Характерная цитата из Троцкого: «Худо ли, хорошо ли, но “станковое” искусство еще на многие годы будет орудием художественно-общественного воспитания масс и их эстетического наслаждения: не только живопись, но и лирика, роман, комедия, трагедия, скульптура, симфония. Из оппозиции к созерцательному, импрессионистскому буржуазному искусству последних десятилетий отрицать искусство как средство изображения, образного познания – значит поистине выбивать из рук строящего новое общество класса орудие величайшей важности. Искусство – говорят нам – не зеркало, а молот: оно не отражает, а преображает. Но ныне и молотом владеть учатся и учат при помощи “зеркала”, т. е. светочувствительной пластинки, которая запечатлевает все моменты движения. Фотография и кинематография, именно благодаря своей пассивно-точной изобразительности, становятся могучим воспитательным средством в области труда» [288] .
288
[Троцкий, 1991, с. 111].
Из контекста этих внешних искусству целей и выводятся основные эстетические позиции Троцкого и его креатуры А. Воронского – их понимание искусства как образного познания мира, в основе которого лежит заранее известная идея-замысел. Отсюда и предпочтение реализма, стратегический курс на отображение и изображение жизни, истолкование произведения искусства как иллюзии и вымысла, как авторского самовыражения с опорой на внутренние переживания – «первоначальные и непосредственные ощущения и впечатления» с привлечением творческой интуиции и воображения. Все это почти дословные определения искусства и творческого процесса по Троцкому и Воронскому из их работ 1920-х годов.

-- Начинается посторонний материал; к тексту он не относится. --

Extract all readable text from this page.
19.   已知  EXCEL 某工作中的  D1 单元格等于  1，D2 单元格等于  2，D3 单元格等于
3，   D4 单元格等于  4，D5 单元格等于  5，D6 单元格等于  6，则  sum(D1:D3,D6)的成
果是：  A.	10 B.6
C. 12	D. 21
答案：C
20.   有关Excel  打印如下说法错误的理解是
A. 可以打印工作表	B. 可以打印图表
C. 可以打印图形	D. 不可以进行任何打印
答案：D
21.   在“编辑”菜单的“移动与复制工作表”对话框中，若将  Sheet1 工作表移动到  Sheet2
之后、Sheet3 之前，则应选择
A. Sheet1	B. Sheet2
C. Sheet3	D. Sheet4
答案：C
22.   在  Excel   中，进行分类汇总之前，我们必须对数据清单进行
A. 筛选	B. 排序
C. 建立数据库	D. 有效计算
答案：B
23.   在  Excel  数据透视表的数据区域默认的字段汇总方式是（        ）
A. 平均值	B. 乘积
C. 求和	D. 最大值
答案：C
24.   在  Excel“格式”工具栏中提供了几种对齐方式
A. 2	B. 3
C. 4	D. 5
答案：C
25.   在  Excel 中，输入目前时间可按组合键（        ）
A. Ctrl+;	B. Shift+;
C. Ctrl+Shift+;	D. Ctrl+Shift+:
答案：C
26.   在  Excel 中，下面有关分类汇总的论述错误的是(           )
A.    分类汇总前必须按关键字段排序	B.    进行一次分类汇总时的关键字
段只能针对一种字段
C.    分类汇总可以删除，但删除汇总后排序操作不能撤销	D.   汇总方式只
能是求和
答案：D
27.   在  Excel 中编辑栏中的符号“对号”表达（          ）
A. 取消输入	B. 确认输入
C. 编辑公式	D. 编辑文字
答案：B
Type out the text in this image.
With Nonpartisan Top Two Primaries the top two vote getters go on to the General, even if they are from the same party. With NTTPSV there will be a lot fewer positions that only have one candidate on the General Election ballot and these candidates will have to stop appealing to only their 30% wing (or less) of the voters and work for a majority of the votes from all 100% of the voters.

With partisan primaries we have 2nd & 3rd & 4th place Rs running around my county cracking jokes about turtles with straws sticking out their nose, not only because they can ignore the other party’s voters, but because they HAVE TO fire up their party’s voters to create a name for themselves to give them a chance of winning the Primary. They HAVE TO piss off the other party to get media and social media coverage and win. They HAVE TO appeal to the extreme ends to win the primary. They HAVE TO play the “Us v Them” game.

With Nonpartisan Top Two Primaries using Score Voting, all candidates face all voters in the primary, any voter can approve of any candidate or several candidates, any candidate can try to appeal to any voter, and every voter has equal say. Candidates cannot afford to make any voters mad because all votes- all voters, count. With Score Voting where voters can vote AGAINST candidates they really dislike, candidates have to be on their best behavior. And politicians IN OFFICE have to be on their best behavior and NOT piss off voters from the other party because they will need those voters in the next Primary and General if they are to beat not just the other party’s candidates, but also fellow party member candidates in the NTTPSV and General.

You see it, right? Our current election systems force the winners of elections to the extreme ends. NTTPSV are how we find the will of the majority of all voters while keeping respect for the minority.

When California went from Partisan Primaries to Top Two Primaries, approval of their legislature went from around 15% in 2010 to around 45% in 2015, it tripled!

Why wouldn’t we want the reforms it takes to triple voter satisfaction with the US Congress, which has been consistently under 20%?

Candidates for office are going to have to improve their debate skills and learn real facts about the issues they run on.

Если Троцкий упрекал пролеткультовцев в отсутствии культуры, то футуристов из ЛЕФа трибун революции критиковал за «богемность». В «Литературе и революции» он писал, что только пролетарская революция вырвала футуристов из буржуазного мирка, в котором они родились, но они сохраняют с ним духовную связь и сегодня. Троцкий ловко перенес на творческую интеллигенцию мысль самих же комфутов, что художественный вкус пролетариев находится в непреодоленной зависимости от дворянско-помещичьей и буржуазной культуры. В противоположность им Троцкий утверждал, что пролетарий от природы обладает сформированным «пролетарским вкусом» и должен вначале потренироваться на классике, прежде чем перейти к самостоятельному творчеству. Причем тренировать его должны специально обученные эксперты (вроде А. Воронского), сознание которых якобы выгодно отличается от сознания авангардных художников и теоретиков комфутуризма.